Most of our WVD users are in our primary/parent domain. We have two users in a child domain that need to access the WVD environment, however they are getting a generic "The connection was denied because the user account is not authorized for remote logon" error. No problem subscribing to the feed, but can't hit the desktop.

 

In regular RDP/RDS environments, this typically means the user isn't a member of the "Remote Desktop Users" group, or the security policy needs to be modified to allow that specific user/group. WVD doesn't seem to follow this method for access control. Instead, it seems like the WVD management service dynamically controls the Remote Desktop user group on the host machines. 

 

Anyone have thoughts or experience to share?

2 Replies
best response confirmed by Eva Seydl (Microsoft)
Solution
You are spot on. Let me give you some context.

1) we automatically add users to the RD user group on the host machine
2) this happens during orchestration (orchestration = establish connection)
3) when user connects there are two sets of authentication
- one for Azure ad (to get the feed)
- second to the AD DS (session host permissions)
4) in the case the Azure AD works fine, the AD DS does not work because when we ask the DC for those users we do not get "correct" resoponse

Few assumptions
1) I am assuming that the child domain users are synched to Azure AD
2) Does the DNS support the look up of the child domains
3) VMs are joined to the parent domain (work around maybe to create a host pool where VM is joined to the child domain)

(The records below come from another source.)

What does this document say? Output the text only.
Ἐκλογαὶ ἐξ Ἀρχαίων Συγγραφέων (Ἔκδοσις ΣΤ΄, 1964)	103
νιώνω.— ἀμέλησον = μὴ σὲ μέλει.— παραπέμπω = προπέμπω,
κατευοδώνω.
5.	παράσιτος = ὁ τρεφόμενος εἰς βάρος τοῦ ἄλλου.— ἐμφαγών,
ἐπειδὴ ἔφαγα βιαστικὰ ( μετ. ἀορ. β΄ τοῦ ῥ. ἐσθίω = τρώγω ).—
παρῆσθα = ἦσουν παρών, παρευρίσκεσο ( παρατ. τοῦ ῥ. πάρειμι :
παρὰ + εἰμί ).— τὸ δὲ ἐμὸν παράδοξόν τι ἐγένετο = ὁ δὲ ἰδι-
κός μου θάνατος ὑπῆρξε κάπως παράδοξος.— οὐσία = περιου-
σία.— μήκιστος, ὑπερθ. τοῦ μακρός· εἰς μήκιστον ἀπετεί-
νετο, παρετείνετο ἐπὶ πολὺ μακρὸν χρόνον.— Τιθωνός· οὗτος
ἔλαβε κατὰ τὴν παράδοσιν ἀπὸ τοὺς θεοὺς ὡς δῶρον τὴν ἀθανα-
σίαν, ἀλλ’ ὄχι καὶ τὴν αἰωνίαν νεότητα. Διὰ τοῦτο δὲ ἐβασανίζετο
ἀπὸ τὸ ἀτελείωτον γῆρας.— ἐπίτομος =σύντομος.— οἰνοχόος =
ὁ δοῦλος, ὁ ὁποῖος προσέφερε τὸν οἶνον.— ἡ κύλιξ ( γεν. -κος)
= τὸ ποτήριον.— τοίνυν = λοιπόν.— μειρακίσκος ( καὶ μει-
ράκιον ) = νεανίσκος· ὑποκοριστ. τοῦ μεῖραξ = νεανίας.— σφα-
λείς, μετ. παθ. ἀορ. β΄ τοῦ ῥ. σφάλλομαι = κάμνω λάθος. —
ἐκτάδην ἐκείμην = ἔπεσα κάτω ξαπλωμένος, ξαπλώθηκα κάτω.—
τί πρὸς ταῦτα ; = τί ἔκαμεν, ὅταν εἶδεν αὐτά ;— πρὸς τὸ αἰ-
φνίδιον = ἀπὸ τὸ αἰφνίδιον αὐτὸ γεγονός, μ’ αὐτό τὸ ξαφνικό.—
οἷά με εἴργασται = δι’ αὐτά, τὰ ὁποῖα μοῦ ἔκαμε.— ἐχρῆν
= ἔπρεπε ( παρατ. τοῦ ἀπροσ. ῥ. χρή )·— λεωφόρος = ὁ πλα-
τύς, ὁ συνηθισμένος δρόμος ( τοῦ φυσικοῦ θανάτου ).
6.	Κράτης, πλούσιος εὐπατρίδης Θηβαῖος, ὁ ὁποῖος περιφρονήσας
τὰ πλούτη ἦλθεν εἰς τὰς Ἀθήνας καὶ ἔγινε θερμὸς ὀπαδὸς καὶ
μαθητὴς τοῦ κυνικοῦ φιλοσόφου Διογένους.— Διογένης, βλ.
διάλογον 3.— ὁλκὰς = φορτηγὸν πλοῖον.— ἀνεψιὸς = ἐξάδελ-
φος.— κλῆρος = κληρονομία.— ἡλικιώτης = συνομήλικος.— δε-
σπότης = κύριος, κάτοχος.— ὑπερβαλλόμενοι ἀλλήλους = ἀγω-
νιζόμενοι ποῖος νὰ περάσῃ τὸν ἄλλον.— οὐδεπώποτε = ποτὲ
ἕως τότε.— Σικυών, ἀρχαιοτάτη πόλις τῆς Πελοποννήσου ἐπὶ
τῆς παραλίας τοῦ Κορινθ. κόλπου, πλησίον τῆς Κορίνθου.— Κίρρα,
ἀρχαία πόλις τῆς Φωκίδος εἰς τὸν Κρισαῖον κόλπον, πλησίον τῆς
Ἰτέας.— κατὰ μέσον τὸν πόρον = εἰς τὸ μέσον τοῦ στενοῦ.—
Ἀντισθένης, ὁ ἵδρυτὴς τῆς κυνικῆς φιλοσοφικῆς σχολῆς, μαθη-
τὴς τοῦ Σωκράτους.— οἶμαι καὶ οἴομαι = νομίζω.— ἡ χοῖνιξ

Thanks for getting back. Here are my replies to your suggestions.

1) Yes.
2) Yes. I have verified DNS resolves and the VM can contact the child domain's DC.
3) Yes. Joined to the parent. Prior to WVD, we had these users all accessing the App on RDS via RemoteApp. We had no issue adding the child domain users in that environment. In fact, I think our Help Desk is recommending turning that back on to accommodate these users as a work around.

At the end of the day, this isn't a major issue for me, as it only affects a small subset of users and the App they are using will be retired later this year. But it seems like there should be a solution. I'm also surprised it doesn't seem to have come up, or at least not as regularly as I would assume.